Proteine che vengono prodotte e messe in circolo dai linfociti B e dalle plasmacellule come risposta a un antigene o, nel caso delle malattie allergiche, a un allergene.

La dimensione e la tipologia del repertorio di anticorpi di un individuo sono prima di tutto determinate dal corredo genetico e solo secondariamente influenzate dai contatti con agenti estranei. Di fronte a una minaccia esterna vera o presunta, il sistema immunitario seleziona infatti da un enorme repertorio di molecole già presenti nell'individuo quelle che maggiormente si adattano alle caratteristiche dell'antigene esterno. Per la scoperta del modo selettivo in cui funziona il sistema immunitario, sir Macfarlane Burnet ha ricevuto il premio Nobel nel 1960.

u L'attività specifica

In base alla teoria delle selezione clonale, l'attività degli anticorpi è specifica per ciascun antigene, con cui possono formare legami. Nel sangue gli anticorpi si possono trovare in forma libera, oppure all'interno di complessi immuni. Sono inoltre in grado di attivare particolari cellule della difesa immunitaria, legandosi a specifici recettori di membrana; questa cellule liberano mediatori dell'infiammazione come l'istamina e gli anticorpi si possono così considerare come gli elementi base della risposta immunitaria umorale e dell'allergia di tipo immediato.

u L'impiego terapeutico

Gli anticorpi sono essenziali per combattere le infezioni batteriche, ma particolari forme di anticorpi provenienti dall'esterno possono essere usate a scopo terapeutico.

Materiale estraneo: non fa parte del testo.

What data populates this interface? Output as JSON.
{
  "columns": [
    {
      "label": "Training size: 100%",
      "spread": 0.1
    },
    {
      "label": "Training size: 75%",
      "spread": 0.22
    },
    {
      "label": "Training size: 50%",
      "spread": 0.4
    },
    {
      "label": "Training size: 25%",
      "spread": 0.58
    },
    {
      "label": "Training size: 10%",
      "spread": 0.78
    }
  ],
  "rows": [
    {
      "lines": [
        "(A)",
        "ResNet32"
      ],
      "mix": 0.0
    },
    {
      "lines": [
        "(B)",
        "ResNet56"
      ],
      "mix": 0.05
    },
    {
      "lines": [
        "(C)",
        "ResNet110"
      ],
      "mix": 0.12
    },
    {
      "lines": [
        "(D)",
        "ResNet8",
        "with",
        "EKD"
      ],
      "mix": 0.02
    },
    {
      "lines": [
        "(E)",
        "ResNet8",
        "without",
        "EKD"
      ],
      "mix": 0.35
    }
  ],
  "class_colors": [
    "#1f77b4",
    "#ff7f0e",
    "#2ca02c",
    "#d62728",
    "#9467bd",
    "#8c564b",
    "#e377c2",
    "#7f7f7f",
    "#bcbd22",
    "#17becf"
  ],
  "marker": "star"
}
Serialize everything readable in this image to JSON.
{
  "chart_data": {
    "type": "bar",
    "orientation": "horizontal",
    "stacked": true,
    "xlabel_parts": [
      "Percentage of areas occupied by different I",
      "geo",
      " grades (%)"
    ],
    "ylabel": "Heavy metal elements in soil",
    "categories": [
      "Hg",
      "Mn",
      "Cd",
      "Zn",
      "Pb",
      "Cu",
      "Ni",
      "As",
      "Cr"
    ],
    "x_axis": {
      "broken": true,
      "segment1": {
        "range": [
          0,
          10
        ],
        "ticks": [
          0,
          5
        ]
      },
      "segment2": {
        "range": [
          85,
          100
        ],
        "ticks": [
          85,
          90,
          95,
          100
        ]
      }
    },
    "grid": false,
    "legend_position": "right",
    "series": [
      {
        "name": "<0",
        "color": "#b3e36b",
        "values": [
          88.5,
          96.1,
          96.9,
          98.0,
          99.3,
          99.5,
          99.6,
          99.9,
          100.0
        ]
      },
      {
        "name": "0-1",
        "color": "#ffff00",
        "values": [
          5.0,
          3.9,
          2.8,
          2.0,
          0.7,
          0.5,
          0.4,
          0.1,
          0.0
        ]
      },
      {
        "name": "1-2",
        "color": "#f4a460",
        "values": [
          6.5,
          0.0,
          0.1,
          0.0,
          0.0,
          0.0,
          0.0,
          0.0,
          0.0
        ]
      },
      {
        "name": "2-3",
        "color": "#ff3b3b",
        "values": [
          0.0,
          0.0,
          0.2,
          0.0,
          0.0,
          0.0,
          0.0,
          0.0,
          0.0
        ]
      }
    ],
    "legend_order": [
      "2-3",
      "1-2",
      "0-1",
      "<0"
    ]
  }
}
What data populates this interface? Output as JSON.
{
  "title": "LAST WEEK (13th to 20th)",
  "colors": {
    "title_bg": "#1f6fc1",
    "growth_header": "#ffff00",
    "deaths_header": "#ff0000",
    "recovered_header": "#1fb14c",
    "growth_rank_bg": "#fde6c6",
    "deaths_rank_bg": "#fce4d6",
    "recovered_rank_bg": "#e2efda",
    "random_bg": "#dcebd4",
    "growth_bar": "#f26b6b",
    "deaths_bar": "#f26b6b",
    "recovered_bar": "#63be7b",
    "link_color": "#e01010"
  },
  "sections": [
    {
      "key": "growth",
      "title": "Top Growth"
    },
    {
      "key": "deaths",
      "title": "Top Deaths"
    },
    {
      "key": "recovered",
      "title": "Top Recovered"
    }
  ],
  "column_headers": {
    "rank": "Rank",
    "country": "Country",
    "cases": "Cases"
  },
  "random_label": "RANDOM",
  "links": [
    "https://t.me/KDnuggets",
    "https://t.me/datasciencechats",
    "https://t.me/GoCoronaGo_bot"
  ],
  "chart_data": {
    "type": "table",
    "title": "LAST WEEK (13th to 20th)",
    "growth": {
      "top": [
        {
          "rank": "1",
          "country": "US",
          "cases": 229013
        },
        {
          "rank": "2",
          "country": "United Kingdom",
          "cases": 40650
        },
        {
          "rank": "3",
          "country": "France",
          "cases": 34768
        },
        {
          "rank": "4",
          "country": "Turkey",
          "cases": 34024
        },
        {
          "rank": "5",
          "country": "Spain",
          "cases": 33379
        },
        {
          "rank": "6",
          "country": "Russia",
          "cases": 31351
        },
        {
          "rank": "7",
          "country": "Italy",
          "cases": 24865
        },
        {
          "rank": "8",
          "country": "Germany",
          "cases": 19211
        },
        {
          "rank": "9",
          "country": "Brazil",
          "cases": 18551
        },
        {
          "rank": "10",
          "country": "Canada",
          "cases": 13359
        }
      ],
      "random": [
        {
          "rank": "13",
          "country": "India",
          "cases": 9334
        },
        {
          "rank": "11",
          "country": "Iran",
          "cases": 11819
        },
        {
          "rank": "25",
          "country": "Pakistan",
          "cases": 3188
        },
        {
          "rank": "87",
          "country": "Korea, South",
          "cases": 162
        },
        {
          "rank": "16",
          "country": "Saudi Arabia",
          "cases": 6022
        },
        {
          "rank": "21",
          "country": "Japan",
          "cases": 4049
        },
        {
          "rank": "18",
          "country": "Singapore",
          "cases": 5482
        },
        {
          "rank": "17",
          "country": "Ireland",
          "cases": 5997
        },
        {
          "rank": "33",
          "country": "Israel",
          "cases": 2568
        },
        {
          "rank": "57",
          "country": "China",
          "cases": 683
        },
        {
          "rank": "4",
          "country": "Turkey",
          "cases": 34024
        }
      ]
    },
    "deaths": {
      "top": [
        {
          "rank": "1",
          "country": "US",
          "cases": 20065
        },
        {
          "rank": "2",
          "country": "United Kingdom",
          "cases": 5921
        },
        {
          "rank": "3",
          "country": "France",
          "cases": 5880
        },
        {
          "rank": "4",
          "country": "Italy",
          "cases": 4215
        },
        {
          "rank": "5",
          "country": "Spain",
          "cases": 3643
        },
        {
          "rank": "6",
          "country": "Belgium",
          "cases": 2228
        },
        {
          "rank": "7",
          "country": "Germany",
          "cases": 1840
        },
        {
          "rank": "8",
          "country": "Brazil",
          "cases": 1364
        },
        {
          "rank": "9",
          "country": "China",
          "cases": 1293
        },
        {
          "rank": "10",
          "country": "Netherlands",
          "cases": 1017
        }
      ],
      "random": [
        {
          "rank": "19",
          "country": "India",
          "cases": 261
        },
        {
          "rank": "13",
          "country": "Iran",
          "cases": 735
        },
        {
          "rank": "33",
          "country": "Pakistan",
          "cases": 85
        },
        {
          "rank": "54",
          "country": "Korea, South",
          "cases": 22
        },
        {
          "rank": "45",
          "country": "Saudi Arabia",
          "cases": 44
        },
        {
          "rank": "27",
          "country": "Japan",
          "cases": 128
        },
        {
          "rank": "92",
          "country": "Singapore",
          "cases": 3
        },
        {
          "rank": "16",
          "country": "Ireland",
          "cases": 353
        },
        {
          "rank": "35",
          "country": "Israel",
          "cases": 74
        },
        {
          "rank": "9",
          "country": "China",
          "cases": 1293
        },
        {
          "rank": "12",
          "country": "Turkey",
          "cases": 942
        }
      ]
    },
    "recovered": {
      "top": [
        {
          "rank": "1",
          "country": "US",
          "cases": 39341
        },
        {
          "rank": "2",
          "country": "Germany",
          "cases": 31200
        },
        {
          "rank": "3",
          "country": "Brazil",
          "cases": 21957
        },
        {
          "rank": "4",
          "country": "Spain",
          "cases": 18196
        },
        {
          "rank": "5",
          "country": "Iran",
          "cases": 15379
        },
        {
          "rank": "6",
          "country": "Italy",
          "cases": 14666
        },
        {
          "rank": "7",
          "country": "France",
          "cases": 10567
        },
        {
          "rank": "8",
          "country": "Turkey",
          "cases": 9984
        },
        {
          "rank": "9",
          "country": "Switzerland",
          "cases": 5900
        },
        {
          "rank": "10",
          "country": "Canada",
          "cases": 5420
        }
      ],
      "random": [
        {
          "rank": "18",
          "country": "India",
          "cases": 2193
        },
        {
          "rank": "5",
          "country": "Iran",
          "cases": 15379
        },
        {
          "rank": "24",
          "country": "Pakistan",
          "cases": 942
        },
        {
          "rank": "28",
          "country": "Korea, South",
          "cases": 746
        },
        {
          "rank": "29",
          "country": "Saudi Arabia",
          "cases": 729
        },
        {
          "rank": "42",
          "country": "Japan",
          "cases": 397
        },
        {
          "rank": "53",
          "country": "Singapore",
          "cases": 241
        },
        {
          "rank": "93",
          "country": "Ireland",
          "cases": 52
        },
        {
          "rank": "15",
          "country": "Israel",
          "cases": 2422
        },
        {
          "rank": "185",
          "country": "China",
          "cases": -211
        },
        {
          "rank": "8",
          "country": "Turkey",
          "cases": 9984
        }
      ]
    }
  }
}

Gli anticorpi anti-linfociti sono ottenuti da animali e sono specifici contro alcune molecole della superficie dei linfociti che portano alla distruzione delle cellule bersaglio, o alla loro inibizione quando la molecola-bersaglio è un recettore coinvolto nell'attivazione linfocitaria. Sono soprattutto utilizzati per evitare il rigetto dei trapianti d'organo, ma sono stati utilizzati anche in alcune malattie autoimmuni, con risultati promettenti.